Schleifstein lamented that television stations and non-profits like The Lens in New Orleans are now taking the lead in environmental reporting.
“We’ve seen our (print) newsrooms cut to shreds, like my own, with the result being that one or two reporters have to cover what half a dozen or a dozen reporters used to cover,” Schleifstein explained. “On the print side, this has resulted in some of these reporters covering the environment in new venues.”
However, he added, “Never underestimate the effect of breaking news on what remains in newsrooms,” he said. “The next BP or Hurricane Katrina will result in repeats of the all-hands efforts seen in the past, although those newsrooms have much smaller staffs so it’s going to be a much more difficult thing to do than in the past.”
Schleifstein mentioned a study by the Project for Improved Environmental Coverage that found network news has increased its environmental coverage by 13.3 percent, while CNN, USA Today, Fox News and MSNBC saw a drop of only 1 percent in their environmental coverage.
Asked during Q&A how best to deal with climate change skeptics, Schleifstein replied, “I generally try to point people to the numbers and to the actual information that’s being put out. In the United States, that can be anything from NOAA (National Oceanic and Atmospheric Administration). NOAA puts out monthly reports how, yet again, this is the warmest month in the history of watching what’s going with the weather, and they have lots of other data that supports that.”

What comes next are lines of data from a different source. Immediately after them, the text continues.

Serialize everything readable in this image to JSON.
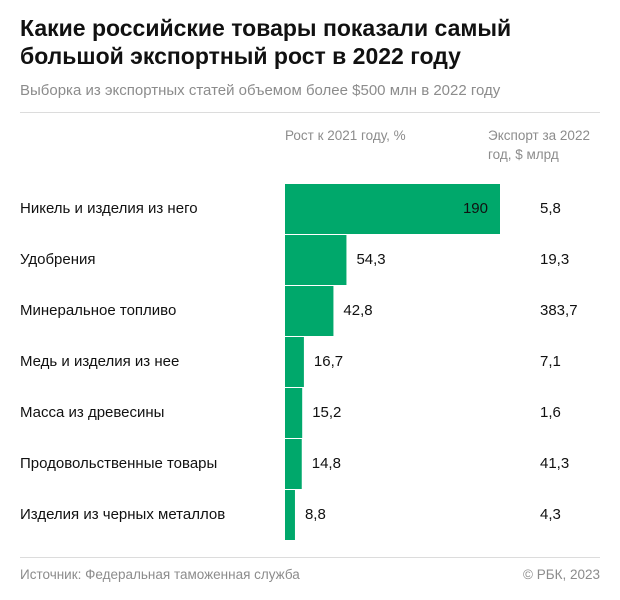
{
  "chart_data": {
    "type": "bar",
    "orientation": "horizontal",
    "title": "Какие российские товары показали самый большой экспортный рост в 2022 году",
    "subtitle": "Выборка из экспортных статей объемом более $500 млн в 2022 году",
    "value_header": "Рост к 2021 году, %",
    "export_header": "Экспорт за 2022 год, $ млрд",
    "categories": [
      "Никель и изделия из него",
      "Удобрения",
      "Минеральное топливо",
      "Медь и изделия из нее",
      "Масса из древесины",
      "Продовольственные товары",
      "Изделия из черных металлов"
    ],
    "values": [
      190,
      54.3,
      42.8,
      16.7,
      15.2,
      14.8,
      8.8
    ],
    "value_labels": [
      "190",
      "54,3",
      "42,8",
      "16,7",
      "15,2",
      "14,8",
      "8,8"
    ],
    "export_values": [
      "5,8",
      "19,3",
      "383,7",
      "7,1",
      "1,6",
      "41,3",
      "4,3"
    ],
    "color": "#00a86b",
    "source": "Источник: Федеральная таможенная служба",
    "copyright": "© РБК, 2023"
  }
}
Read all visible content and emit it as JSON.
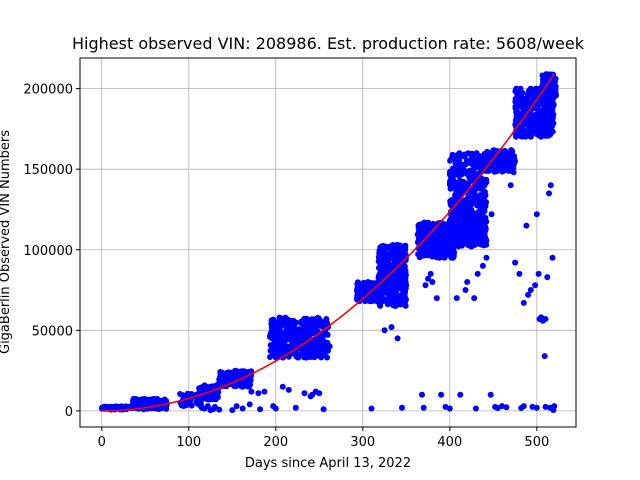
{
  "chart_data": {
    "type": "scatter",
    "title": "Highest observed VIN: 208986. Est. production rate: 5608/week",
    "xlabel": "Days since April 13, 2022",
    "ylabel": "GigaBerlin Observed VIN Numbers",
    "xlim": [
      -25,
      545
    ],
    "ylim": [
      -10000,
      219000
    ],
    "xticks": [
      0,
      100,
      200,
      300,
      400,
      500
    ],
    "yticks": [
      0,
      50000,
      100000,
      150000,
      200000
    ],
    "grid": true,
    "colors": {
      "points": "#0000ff",
      "fit": "#ff0000",
      "grid": "#b0b0b0"
    },
    "clusters": [
      {
        "x": [
          0,
          35
        ],
        "y": [
          800,
          2800
        ],
        "n": 70
      },
      {
        "x": [
          35,
          75
        ],
        "y": [
          1000,
          7500
        ],
        "n": 120
      },
      {
        "x": [
          90,
          115
        ],
        "y": [
          3000,
          11000
        ],
        "n": 40
      },
      {
        "x": [
          110,
          135
        ],
        "y": [
          7000,
          16000
        ],
        "n": 60
      },
      {
        "x": [
          135,
          172
        ],
        "y": [
          15000,
          25000
        ],
        "n": 160
      },
      {
        "x": [
          193,
          260
        ],
        "y": [
          33000,
          58000
        ],
        "n": 360
      },
      {
        "x": [
          293,
          322
        ],
        "y": [
          68000,
          80000
        ],
        "n": 180
      },
      {
        "x": [
          318,
          350
        ],
        "y": [
          65000,
          103000
        ],
        "n": 330
      },
      {
        "x": [
          363,
          405
        ],
        "y": [
          95000,
          117000
        ],
        "n": 300
      },
      {
        "x": [
          398,
          442
        ],
        "y": [
          102000,
          121000
        ],
        "n": 300
      },
      {
        "x": [
          400,
          442
        ],
        "y": [
          122000,
          160000
        ],
        "n": 280
      },
      {
        "x": [
          442,
          475
        ],
        "y": [
          148000,
          162000
        ],
        "n": 120
      },
      {
        "x": [
          475,
          520
        ],
        "y": [
          170000,
          200000
        ],
        "n": 330
      },
      {
        "x": [
          505,
          522
        ],
        "y": [
          195000,
          209000
        ],
        "n": 80
      }
    ],
    "outliers": [
      [
        90,
        10500
      ],
      [
        100,
        10000
      ],
      [
        105,
        9500
      ],
      [
        110,
        6000
      ],
      [
        115,
        2000
      ],
      [
        118,
        1500
      ],
      [
        122,
        3000
      ],
      [
        125,
        500
      ],
      [
        128,
        1000
      ],
      [
        130,
        2500
      ],
      [
        135,
        800
      ],
      [
        150,
        500
      ],
      [
        155,
        3000
      ],
      [
        162,
        1500
      ],
      [
        170,
        4000
      ],
      [
        172,
        12000
      ],
      [
        180,
        11000
      ],
      [
        182,
        1000
      ],
      [
        187,
        12000
      ],
      [
        197,
        3000
      ],
      [
        200,
        1500
      ],
      [
        208,
        15000
      ],
      [
        215,
        13000
      ],
      [
        223,
        2000
      ],
      [
        233,
        11000
      ],
      [
        240,
        9000
      ],
      [
        242,
        10000
      ],
      [
        246,
        12000
      ],
      [
        250,
        11000
      ],
      [
        255,
        1000
      ],
      [
        262,
        40000
      ],
      [
        260,
        52000
      ],
      [
        310,
        1500
      ],
      [
        325,
        50000
      ],
      [
        333,
        52000
      ],
      [
        340,
        45000
      ],
      [
        345,
        2000
      ],
      [
        368,
        10000
      ],
      [
        370,
        2000
      ],
      [
        372,
        78000
      ],
      [
        375,
        82000
      ],
      [
        378,
        85000
      ],
      [
        380,
        80000
      ],
      [
        385,
        70000
      ],
      [
        390,
        10000
      ],
      [
        395,
        2500
      ],
      [
        400,
        1500
      ],
      [
        408,
        70000
      ],
      [
        412,
        10000
      ],
      [
        418,
        75000
      ],
      [
        420,
        80000
      ],
      [
        428,
        70000
      ],
      [
        430,
        1500
      ],
      [
        432,
        85000
      ],
      [
        438,
        90000
      ],
      [
        442,
        95000
      ],
      [
        447,
        10000
      ],
      [
        448,
        122000
      ],
      [
        452,
        2500
      ],
      [
        455,
        1800
      ],
      [
        460,
        3000
      ],
      [
        465,
        2200
      ],
      [
        470,
        140000
      ],
      [
        475,
        92000
      ],
      [
        480,
        85000
      ],
      [
        482,
        1800
      ],
      [
        485,
        67000
      ],
      [
        488,
        115000
      ],
      [
        490,
        72000
      ],
      [
        493,
        75000
      ],
      [
        495,
        2500
      ],
      [
        498,
        78000
      ],
      [
        500,
        122000
      ],
      [
        502,
        85000
      ],
      [
        503,
        57000
      ],
      [
        505,
        58000
      ],
      [
        507,
        56000
      ],
      [
        509,
        34000
      ],
      [
        510,
        57000
      ],
      [
        512,
        83000
      ],
      [
        514,
        135000
      ],
      [
        516,
        140000
      ],
      [
        518,
        95000
      ],
      [
        519,
        2500
      ],
      [
        520,
        3000
      ],
      [
        485,
        3000
      ],
      [
        500,
        2000
      ],
      [
        510,
        2500
      ],
      [
        515,
        2000
      ],
      [
        519,
        500
      ]
    ],
    "fit": {
      "x": [
        0,
        520
      ],
      "y": [
        0,
        208986
      ],
      "form": "quadratic"
    }
  }
}
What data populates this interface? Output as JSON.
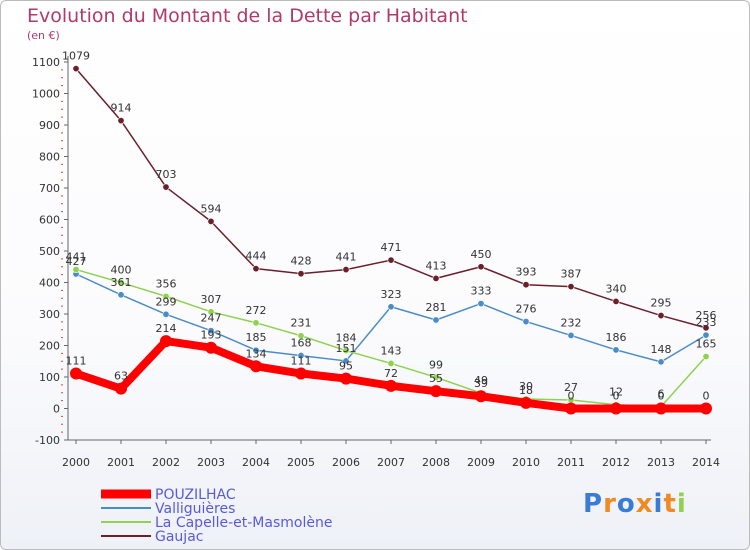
{
  "chart_data": {
    "type": "line",
    "title": "Evolution du Montant de la Dette par Habitant",
    "unit": "(en €)",
    "x": [
      "2000",
      "2001",
      "2002",
      "2003",
      "2004",
      "2005",
      "2006",
      "2007",
      "2008",
      "2009",
      "2010",
      "2011",
      "2012",
      "2013",
      "2014"
    ],
    "ylim": [
      -100,
      1100
    ],
    "yticks": [
      -100,
      0,
      100,
      200,
      300,
      400,
      500,
      600,
      700,
      800,
      900,
      1000,
      1100
    ],
    "grid": false,
    "legend": "bottom-left",
    "series": [
      {
        "name": "POUZILHAC",
        "color": "#ff0000",
        "values": [
          111,
          63,
          214,
          193,
          134,
          111,
          95,
          72,
          55,
          39,
          18,
          0,
          0,
          0,
          0
        ]
      },
      {
        "name": "Valliguières",
        "color": "#4a8cc9",
        "values": [
          427,
          361,
          299,
          247,
          185,
          168,
          151,
          323,
          281,
          333,
          276,
          232,
          186,
          148,
          233
        ]
      },
      {
        "name": "La Capelle-et-Masmolène",
        "color": "#8ed24e",
        "values": [
          441,
          400,
          356,
          307,
          272,
          231,
          184,
          143,
          99,
          49,
          30,
          27,
          12,
          6,
          165
        ]
      },
      {
        "name": "Gaujac",
        "color": "#6b1f2a",
        "values": [
          1079,
          914,
          703,
          594,
          444,
          428,
          441,
          471,
          413,
          450,
          393,
          387,
          340,
          295,
          256
        ]
      }
    ]
  },
  "logo": {
    "text": "Proxiti",
    "colors": [
      "#3a7bd5",
      "#f08a24",
      "#3a7bd5",
      "#f08a24",
      "#3a7bd5",
      "#f08a24",
      "#8ed24e"
    ]
  }
}
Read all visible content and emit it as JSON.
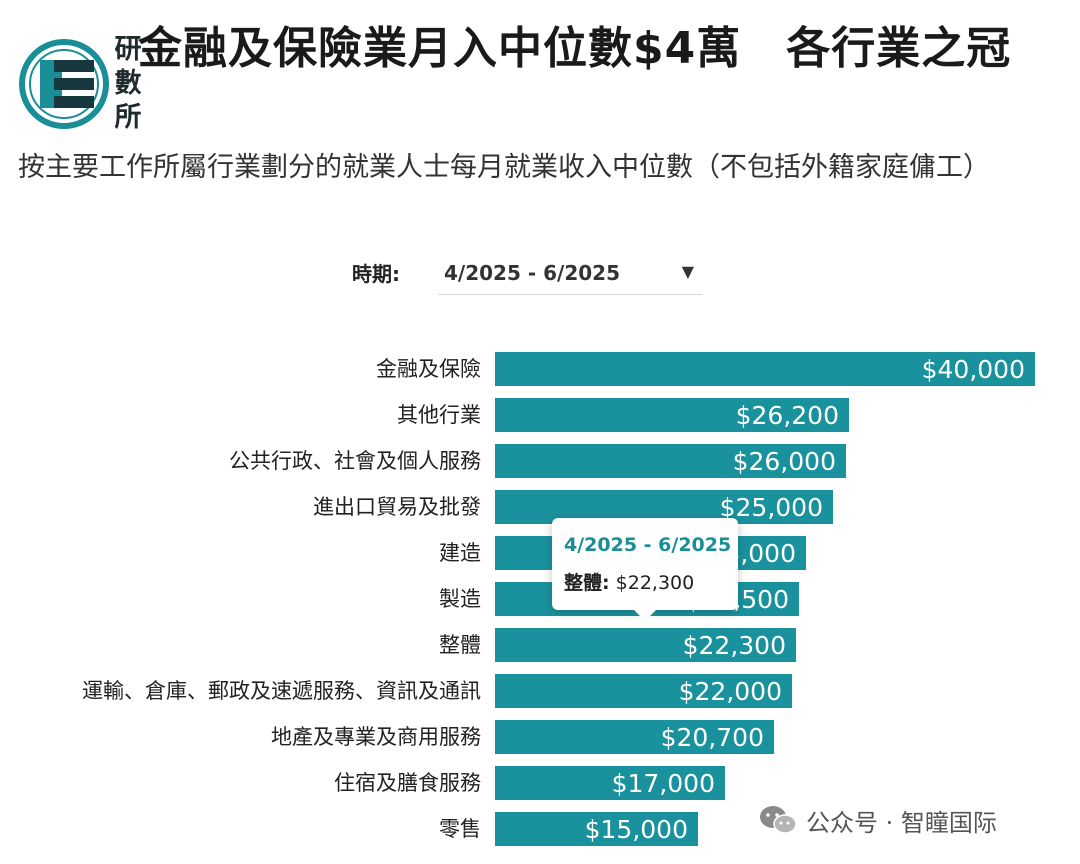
{
  "logo": {
    "chars": [
      "研",
      "數",
      "所"
    ],
    "colors": {
      "ring": "#1b8f97",
      "bars": "#17373f"
    }
  },
  "title": "金融及保險業月入中位數$4萬　各行業之冠",
  "subtitle": "按主要工作所屬行業劃分的就業人士每月就業收入中位數（不包括外籍家庭傭工）",
  "period": {
    "label": "時期:",
    "value": "4/2025 - 6/2025"
  },
  "tooltip": {
    "period": "4/2025 - 6/2025",
    "key": "整體:",
    "value": "$22,300"
  },
  "watermark": {
    "text": "公众号 · 智瞳国际",
    "icon": "wechat-icon"
  },
  "colors": {
    "bar": "#1a929e",
    "bar_label": "#ffffff"
  },
  "chart_data": {
    "type": "bar",
    "orientation": "horizontal",
    "categories": [
      "金融及保險",
      "其他行業",
      "公共行政、社會及個人服務",
      "進出口貿易及批發",
      "建造",
      "製造",
      "整體",
      "運輸、倉庫、郵政及速遞服務、資訊及通訊",
      "地產及專業及商用服務",
      "住宿及膳食服務",
      "零售"
    ],
    "values": [
      40000,
      26200,
      26000,
      25000,
      23000,
      22500,
      22300,
      22000,
      20700,
      17000,
      15000
    ],
    "value_labels": [
      "$40,000",
      "$26,200",
      "$26,000",
      "$25,000",
      "$23,000",
      "$22,500",
      "$22,300",
      "$22,000",
      "$20,700",
      "$17,000",
      "$15,000"
    ],
    "xlim": [
      0,
      40000
    ],
    "grid": false,
    "legend": "none"
  }
}
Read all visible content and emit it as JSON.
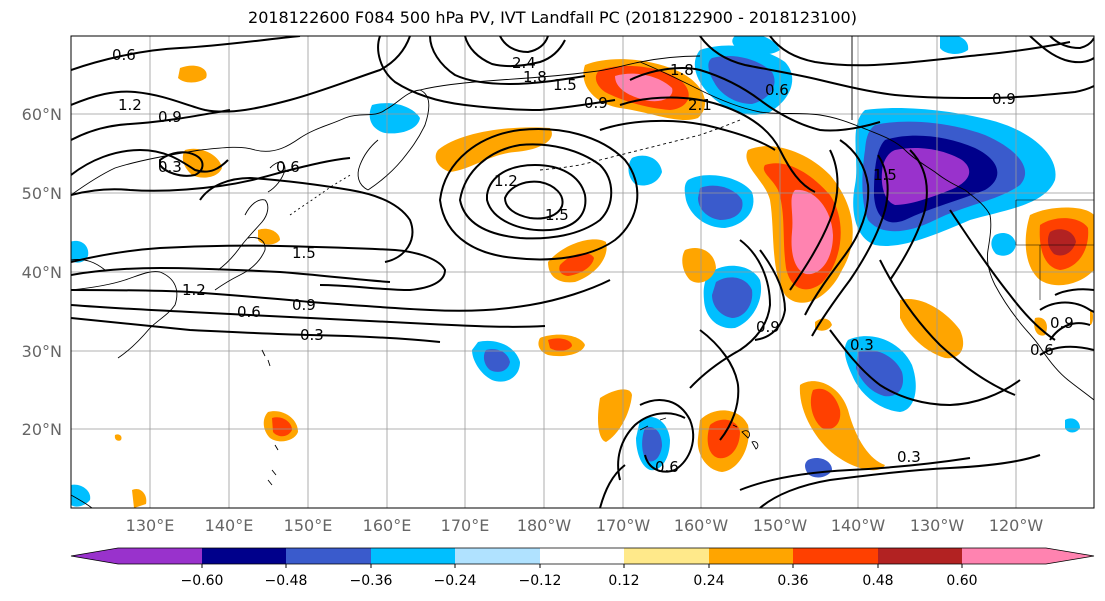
{
  "title": "2018122600 F084 500 hPa PV, IVT Landfall PC (2018122900 - 2018123100)",
  "map": {
    "lat_labels": [
      "60°N",
      "50°N",
      "40°N",
      "30°N",
      "20°N"
    ],
    "lon_labels": [
      "130°E",
      "140°E",
      "150°E",
      "160°E",
      "170°E",
      "180°W",
      "170°W",
      "160°W",
      "150°W",
      "140°W",
      "130°W",
      "120°W"
    ],
    "grid": true,
    "contour_labels": [
      "0.6",
      "1.2",
      "0.9",
      "0.3",
      "0.6",
      "1.5",
      "1.2",
      "0.9",
      "0.6",
      "0.3",
      "2.4",
      "1.8",
      "1.5",
      "0.9",
      "1.2",
      "1.5",
      "1.8",
      "2.1",
      "0.6",
      "0.9",
      "1.5",
      "0.9",
      "0.3",
      "0.6",
      "0.3",
      "0.6",
      "0.9"
    ]
  },
  "colorbar": {
    "ticks": [
      "−0.60",
      "−0.48",
      "−0.36",
      "−0.24",
      "−0.12",
      "0.12",
      "0.24",
      "0.36",
      "0.48",
      "0.60"
    ],
    "colors": [
      "#9932CC",
      "#00008B",
      "#3A5BCC",
      "#00BFFF",
      "#B0E2FF",
      "#FFFFFF",
      "#FFE98A",
      "#FFA500",
      "#FF4000",
      "#B22222",
      "#FF83B0"
    ]
  }
}
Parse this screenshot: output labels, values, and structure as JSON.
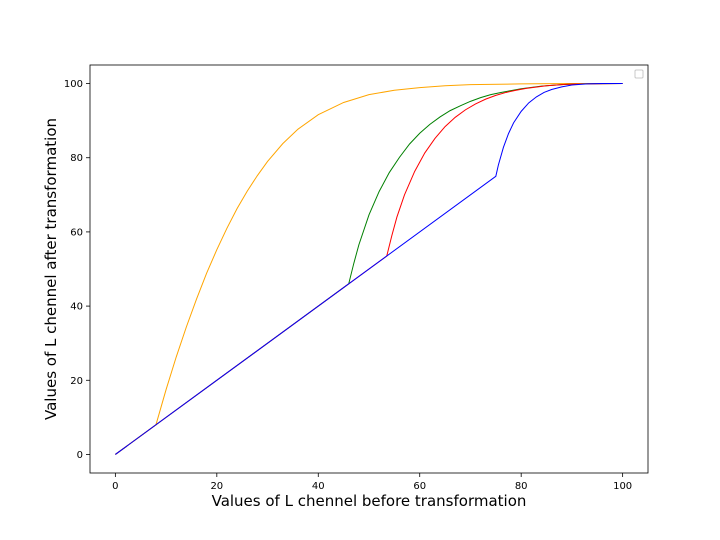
{
  "chart_data": {
    "type": "line",
    "title": "",
    "xlabel": "Values of L chennel before transformation",
    "ylabel": "Values of L chennel after transformation",
    "xlim": [
      -5,
      105
    ],
    "ylim": [
      -5,
      105
    ],
    "xticks": [
      0,
      20,
      40,
      60,
      80,
      100
    ],
    "yticks": [
      0,
      20,
      40,
      60,
      80,
      100
    ],
    "grid": false,
    "legend": {
      "placement": "upper right",
      "entries": []
    },
    "series": [
      {
        "color": "#ffa500",
        "x": [
          0,
          8,
          10,
          12,
          14,
          16,
          18,
          20,
          22,
          24,
          26,
          28,
          30,
          33,
          36,
          40,
          45,
          50,
          55,
          60,
          65,
          70,
          80,
          90,
          100
        ],
        "y": [
          0,
          8,
          17.5,
          26.3,
          34.4,
          41.9,
          48.9,
          55.2,
          61.0,
          66.3,
          71.0,
          75.2,
          79.0,
          83.8,
          87.7,
          91.6,
          94.9,
          97.0,
          98.2,
          98.9,
          99.4,
          99.7,
          99.9,
          100,
          100
        ]
      },
      {
        "color": "#008000",
        "x": [
          0,
          46,
          47,
          48,
          50,
          52,
          54,
          56,
          58,
          60,
          62,
          64,
          66,
          68,
          70,
          72,
          74,
          76,
          78,
          80,
          84,
          88,
          92,
          100
        ],
        "y": [
          0,
          46,
          51.5,
          56.5,
          64.6,
          70.9,
          76.0,
          80.1,
          83.7,
          86.6,
          89.0,
          91.0,
          92.7,
          94.0,
          95.2,
          96.2,
          97.0,
          97.6,
          98.1,
          98.6,
          99.3,
          99.7,
          99.9,
          100
        ]
      },
      {
        "color": "#ff0000",
        "x": [
          0,
          53.5,
          54.5,
          55.5,
          57,
          59,
          61,
          63,
          65,
          67,
          69,
          71,
          73,
          75,
          77,
          79,
          81,
          85,
          89,
          93,
          100
        ],
        "y": [
          0,
          53.5,
          59,
          64,
          70,
          76.3,
          81.3,
          85.2,
          88.4,
          90.9,
          92.9,
          94.5,
          95.8,
          96.8,
          97.6,
          98.2,
          98.7,
          99.4,
          99.8,
          99.9,
          100
        ]
      },
      {
        "color": "#0000ff",
        "x": [
          0,
          75,
          75.5,
          76.5,
          77.5,
          78.5,
          80,
          81.5,
          83,
          84.5,
          86,
          88,
          90,
          93,
          96,
          100
        ],
        "y": [
          0,
          75,
          78,
          82.8,
          86.5,
          89.4,
          92.5,
          94.8,
          96.4,
          97.6,
          98.4,
          99.1,
          99.6,
          99.9,
          100,
          100
        ]
      }
    ],
    "overlap_note_drawn": false
  }
}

He also cited the U.S. Supreme Court’s ruling on the Clean Air Act when climate change deniers try to get political.
Finally, Schleifstein also told the audience not to underestimate their readerships.
“Don’t underestimate the knowledge of locals,” he urged. “They’re out there every day and they see what’s going on with the weather. They see at least part of the cause of what’s happening out there. They’re very much aware of what subsidence is doing and that the land is disappearing.
“I learned the don’t-underestimate scenario early on in my career when I was back in Suffolk, Virginia, and my editor said, ‘Well, when you start talking about aquifers you have to say water-bearing rock layer,’ and I said, ‘These guys are farmers. They’re drilling wells in their backyard. They know what an aquifer is.’ That’s the reality.”
Schleifstein disputed the so-called “demise” of The Times-Picayune, which is now one-third the size it was in 2005. He also mentioned the cuts to home delivery down to three days a week that drew heavy protest from the paper’s readership.
Yet, he insisted, “We’re still a significant force in the community, despite what has happened.”
He pointed to its recent story on the murder of former New Orleans Saints player Will Smith, which had more than 1.6 million views on nola.com and was the largest single story The Times-Picayune has ever published there, as evidence to his claim.